A relevante atividade probatória é desempenhada, a priori, pelas partes e, desse modo, necessário estabelecer os deveres-liberdades processuais de cada qual no desenvolvimento da instrução probatória. Ocorre, porém, que processualmente provar não é um dever jurídico cuja inobservância acarreta às partes uma penalidade, ao contrário, é uma faculdade, uma condição que pode proporcionar conhecimento dos fatos e, em última análise, provimento jurisdicional favorável. Nesse sentido, juridicamente, o ônus da prova decorre do interesse próprio do sujeito de demonstrar nos autos do processo o direito alegado.
Na legislação consumerista (CDC) o consumidor é considerado parte mais vulnerável frente aos fornecedores e, portanto, carecedor de um sistema normativo diferenciado que lhe permita o exercício dos direitos tutelados em igualdade de posição (princípio da isonomia processual). Para tanto, estabeleceu-se uma política nacional interveniente e imperativa nas relações privadas de consumo, consolidando, por fim, princípios e normas jurídicas aptas a alcançar o fim último de proteção às garantias constitucionais do cidadão-consumidor.
Diante dessa realidade, o CDC estabeleceu a possibilidade de inversão do ônus da prova em favor do consumidor, parte vulnerável na relação de consumo, introduzindo na legislação vigente uma nova perspectiva da relação processual e para instrução probatória.
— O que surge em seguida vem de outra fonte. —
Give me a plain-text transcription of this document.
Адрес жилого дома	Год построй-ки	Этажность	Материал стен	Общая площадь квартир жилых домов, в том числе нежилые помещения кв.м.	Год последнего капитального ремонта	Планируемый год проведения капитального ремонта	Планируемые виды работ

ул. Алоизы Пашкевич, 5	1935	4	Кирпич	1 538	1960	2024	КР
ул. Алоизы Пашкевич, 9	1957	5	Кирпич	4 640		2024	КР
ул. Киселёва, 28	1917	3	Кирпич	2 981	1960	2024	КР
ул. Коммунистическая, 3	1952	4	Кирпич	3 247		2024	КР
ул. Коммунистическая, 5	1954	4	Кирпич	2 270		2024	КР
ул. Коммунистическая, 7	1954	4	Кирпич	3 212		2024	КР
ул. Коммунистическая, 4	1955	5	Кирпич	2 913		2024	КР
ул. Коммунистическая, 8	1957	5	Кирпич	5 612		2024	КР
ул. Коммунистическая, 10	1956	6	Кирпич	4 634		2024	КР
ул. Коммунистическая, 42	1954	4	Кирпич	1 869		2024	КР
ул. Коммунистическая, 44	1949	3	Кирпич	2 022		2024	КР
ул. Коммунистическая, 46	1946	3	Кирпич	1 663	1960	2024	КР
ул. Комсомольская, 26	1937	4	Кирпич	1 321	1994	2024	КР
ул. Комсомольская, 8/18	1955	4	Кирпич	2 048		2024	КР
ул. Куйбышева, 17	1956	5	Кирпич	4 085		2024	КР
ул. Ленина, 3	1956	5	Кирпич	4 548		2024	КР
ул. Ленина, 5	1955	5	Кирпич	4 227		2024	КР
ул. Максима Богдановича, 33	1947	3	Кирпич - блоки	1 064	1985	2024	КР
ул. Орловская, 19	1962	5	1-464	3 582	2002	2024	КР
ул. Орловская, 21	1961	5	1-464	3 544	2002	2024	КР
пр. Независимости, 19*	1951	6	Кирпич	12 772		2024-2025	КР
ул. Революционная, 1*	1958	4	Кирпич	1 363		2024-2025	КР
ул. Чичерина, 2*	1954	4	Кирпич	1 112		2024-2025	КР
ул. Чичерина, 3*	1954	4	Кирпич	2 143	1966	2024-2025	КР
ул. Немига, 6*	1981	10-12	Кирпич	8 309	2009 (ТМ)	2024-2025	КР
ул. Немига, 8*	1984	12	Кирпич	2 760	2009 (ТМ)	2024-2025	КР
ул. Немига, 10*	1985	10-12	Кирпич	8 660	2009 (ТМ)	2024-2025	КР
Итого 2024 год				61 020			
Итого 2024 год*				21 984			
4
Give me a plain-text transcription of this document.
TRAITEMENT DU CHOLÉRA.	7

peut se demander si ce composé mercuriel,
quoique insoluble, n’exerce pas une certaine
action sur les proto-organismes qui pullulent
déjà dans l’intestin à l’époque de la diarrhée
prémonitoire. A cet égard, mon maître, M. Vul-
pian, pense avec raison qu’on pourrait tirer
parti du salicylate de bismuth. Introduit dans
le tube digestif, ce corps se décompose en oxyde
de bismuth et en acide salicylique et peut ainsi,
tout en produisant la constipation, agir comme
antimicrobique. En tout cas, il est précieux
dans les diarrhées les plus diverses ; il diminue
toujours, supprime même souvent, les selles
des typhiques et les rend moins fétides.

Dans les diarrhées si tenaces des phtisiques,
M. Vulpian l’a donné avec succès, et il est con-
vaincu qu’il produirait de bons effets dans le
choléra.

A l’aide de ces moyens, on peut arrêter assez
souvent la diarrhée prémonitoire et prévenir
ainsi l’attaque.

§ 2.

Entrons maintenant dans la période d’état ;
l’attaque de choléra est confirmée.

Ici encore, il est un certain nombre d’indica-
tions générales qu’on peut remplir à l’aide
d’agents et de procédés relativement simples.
A chamada inversão do ônus da prova, no Código de Defesa do Consumidor, está no contexto da facilitação da defesa dos direitos do consumidor, ficando subordinada ao ‘critério do juiz, quando for verossímil a alegação ou quando for ele hipossuficiente, segundo as regras ordinárias de experiências’ (art. 6º, VIII). Isto quer dizer que não é automática a inversão do ônus da prova. Ela depende de circunstâncias concretas que serão apuradas pelo juiz no contexto da ‘facilitação da defesa’ dos direitos do consumidor – grifo nosso (STJ, 3ª. T. REsp 122.505-SP, Rel. Min. Carlos Alberto Menezes Direito, j. 04/06/1998, DJ 24/08/1998,p. 71)

Verossímil pode ser definido como aquilo que parece verdadeiro, que não repugna a verdade, assim o requisito de verossimilhança significa que os fatos alegados pelo consumidor devem guardar similitude ao que normalmente acontece.
A hipossuficiência revela posição de vulnerabilidade do consumidor diante do fornecedor. Tem conceito amplo, não se restringindo apenas ao aspecto econômico, mas também à acessibilidade de informações, conhecimentos técnicos, científicos e tecnológicos.  
Entendemos, porém, que a hipossuficiência limita-se à possibilidade de produção da prova de alguns pontos da demanda e não de toda a matéria constitutiva do direito alegado. Somente naquelas questões em que se verifica a incapacidade do consumidor para realização da prova necessária a inversão do encargo é autorizada. Não se trata, pois, de isentar totalmente o consumidor do ônus da prova, de modo que aos demais fatos deduzidos, nos quais não se verifica a verossimilhança e/ou a hipossuficiência, aplica-se a regra clássica de distribuição do ônus da prova, preconizada no art. 333 do CPC.
Nesse contexto, podemos definir a hipossuficiência e, conseqüentemente, delimitar o campo de incidência da inversão do encargo às matérias que envolvam conhecimentos técnicos, científicos ou tecnológicos inacessíveis à coletividade e à experiência comum, sob pena de isentar o consumidor do ônus probatório e tornar desigual a relação processual, em prejuízo do produtor/fornecedor que ficará excessivamente onerado com o encargo probatório.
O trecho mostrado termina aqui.